Ascenté construction was inspired by the design breakthroughs we had with our Kaplan line of strings. The synthetic core and synthetic winding construction – a feature unique to D’Addario – combined with special alloys allowed us to achieve our goals for tone, stability, and durability.
Ascenté strings are balanced and bright, expanding the player’s tonal palette with sophistication and consistency. They get their unique sound from their core, which is made of a “super low stretch” variant of the same synthetic material found in most professional violin strings. Our Zyex, Kaplan, and now Ascenté lines all use polyether ether ketone (PEEK for short) in the core. During manufacturing this core is processed specifically to minimize stretch under constant tension (sometimes called creep), making these strings incredibly pitch stable.
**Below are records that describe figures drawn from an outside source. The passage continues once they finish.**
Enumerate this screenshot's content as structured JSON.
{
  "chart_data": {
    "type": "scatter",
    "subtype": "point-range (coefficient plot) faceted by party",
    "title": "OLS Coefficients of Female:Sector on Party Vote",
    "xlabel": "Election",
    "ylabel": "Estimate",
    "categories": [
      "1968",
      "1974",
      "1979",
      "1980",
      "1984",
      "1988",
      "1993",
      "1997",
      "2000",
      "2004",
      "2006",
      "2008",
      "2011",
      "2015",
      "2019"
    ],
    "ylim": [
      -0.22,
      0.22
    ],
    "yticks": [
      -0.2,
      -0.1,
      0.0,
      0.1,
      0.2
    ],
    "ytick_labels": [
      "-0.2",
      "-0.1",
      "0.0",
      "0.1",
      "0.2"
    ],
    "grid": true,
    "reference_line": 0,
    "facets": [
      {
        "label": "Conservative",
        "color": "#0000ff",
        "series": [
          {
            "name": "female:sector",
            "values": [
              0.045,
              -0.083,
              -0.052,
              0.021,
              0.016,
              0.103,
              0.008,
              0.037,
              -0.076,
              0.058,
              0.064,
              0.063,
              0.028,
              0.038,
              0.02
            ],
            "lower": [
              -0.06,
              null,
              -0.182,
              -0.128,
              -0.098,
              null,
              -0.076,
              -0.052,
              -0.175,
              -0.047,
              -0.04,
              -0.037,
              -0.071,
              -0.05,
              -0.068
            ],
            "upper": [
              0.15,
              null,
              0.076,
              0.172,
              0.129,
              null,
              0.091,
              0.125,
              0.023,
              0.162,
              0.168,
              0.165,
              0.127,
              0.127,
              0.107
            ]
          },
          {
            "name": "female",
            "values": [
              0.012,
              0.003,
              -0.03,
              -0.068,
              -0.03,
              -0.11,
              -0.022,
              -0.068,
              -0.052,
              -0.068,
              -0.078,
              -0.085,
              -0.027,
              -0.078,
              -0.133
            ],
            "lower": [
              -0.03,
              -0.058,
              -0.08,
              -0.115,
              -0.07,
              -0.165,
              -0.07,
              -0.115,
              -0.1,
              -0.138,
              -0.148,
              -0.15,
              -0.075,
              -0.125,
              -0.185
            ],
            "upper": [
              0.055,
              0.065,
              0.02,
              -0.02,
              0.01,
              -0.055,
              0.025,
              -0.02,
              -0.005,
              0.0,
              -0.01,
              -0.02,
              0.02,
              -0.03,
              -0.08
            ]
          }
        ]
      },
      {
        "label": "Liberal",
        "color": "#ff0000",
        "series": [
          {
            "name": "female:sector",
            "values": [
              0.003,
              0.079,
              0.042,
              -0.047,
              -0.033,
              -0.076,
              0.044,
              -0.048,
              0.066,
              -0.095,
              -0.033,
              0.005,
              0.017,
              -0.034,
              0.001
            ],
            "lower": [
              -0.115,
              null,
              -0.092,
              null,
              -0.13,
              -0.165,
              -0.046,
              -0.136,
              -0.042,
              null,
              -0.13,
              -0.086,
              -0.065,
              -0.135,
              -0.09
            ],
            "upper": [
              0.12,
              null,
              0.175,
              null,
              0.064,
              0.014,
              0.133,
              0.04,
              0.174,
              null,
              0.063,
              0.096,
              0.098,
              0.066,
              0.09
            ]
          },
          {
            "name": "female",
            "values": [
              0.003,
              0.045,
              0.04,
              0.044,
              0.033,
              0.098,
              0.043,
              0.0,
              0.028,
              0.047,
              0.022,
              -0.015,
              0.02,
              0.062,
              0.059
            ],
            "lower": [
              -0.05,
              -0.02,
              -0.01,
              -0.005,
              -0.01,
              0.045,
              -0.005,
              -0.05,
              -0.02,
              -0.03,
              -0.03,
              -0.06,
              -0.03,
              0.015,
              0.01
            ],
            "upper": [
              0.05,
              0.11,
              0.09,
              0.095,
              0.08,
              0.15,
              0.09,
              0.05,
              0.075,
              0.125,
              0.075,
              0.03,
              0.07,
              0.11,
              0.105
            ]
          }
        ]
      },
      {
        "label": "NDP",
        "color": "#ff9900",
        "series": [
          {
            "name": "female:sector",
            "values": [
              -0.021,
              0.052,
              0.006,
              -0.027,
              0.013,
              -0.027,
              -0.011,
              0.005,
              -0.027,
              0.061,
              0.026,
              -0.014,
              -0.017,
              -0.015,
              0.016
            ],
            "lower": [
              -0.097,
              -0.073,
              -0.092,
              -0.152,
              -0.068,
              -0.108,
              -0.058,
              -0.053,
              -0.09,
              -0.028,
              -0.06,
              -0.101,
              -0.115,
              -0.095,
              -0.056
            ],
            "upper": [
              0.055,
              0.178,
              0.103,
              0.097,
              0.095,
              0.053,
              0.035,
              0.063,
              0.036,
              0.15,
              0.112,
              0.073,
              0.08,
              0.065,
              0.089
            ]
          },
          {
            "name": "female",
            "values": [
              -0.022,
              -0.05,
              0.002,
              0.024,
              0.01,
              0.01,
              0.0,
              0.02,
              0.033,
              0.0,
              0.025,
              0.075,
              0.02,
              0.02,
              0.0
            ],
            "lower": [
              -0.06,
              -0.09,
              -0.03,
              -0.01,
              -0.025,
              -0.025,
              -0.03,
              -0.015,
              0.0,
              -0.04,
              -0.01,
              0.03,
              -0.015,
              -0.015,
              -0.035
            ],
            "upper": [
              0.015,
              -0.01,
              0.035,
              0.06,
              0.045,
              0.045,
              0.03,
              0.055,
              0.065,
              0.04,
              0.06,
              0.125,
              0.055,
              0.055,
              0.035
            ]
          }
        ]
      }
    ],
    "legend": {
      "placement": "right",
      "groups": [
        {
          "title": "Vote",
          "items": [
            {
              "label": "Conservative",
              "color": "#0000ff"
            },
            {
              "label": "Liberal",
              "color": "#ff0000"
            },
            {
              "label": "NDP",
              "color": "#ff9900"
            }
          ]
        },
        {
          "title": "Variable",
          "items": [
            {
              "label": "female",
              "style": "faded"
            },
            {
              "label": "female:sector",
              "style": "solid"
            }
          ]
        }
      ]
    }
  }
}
Playability and feel under the fingers were important to us too. The synthetic core already provides a huge improvement over steel, but we also wanted to choose winding materials that feel great while playing. We chose a copper / nickel alloy called monel for the outermost winding of the G and D strings. Monel has a silky smooth surface, is harder than silver, and has the additional benefit of being highly corrosion-resistant! As a matter of fact, this material is often used with salt water applications for exactly this reason.
As in Kaplan violin strings, Ascenté G, D, and A strings use an additional high tech synthetic wrap for torsional stiffness (resistance to twisting while bowing) inside the string. This had significant ramifications with regard to A-string construction. Traditional A-string construction utilizes two extremely thin wraps of aluminum over the core to achieve the torsional stiffness and mass per unit length necessary to vibrate at 440 Hz. That super thin outer layer of aluminum wears out quickest, which is why you might find that your A-string is frequently the first to need changing. Since Ascenté uses that special synthetic wrap inside the string, we were able to consolidate the two thin aluminum layers into a single thicker aluminum wrap. It’s twice as thick as any other A-string’s outermost winding, giving it a significantly longer string life while maintaining the same diameter, great playability, and powerful sound!
That should answer just about any question you had about the new strings, except for one. Why is the silking orange? That’s a story for another day.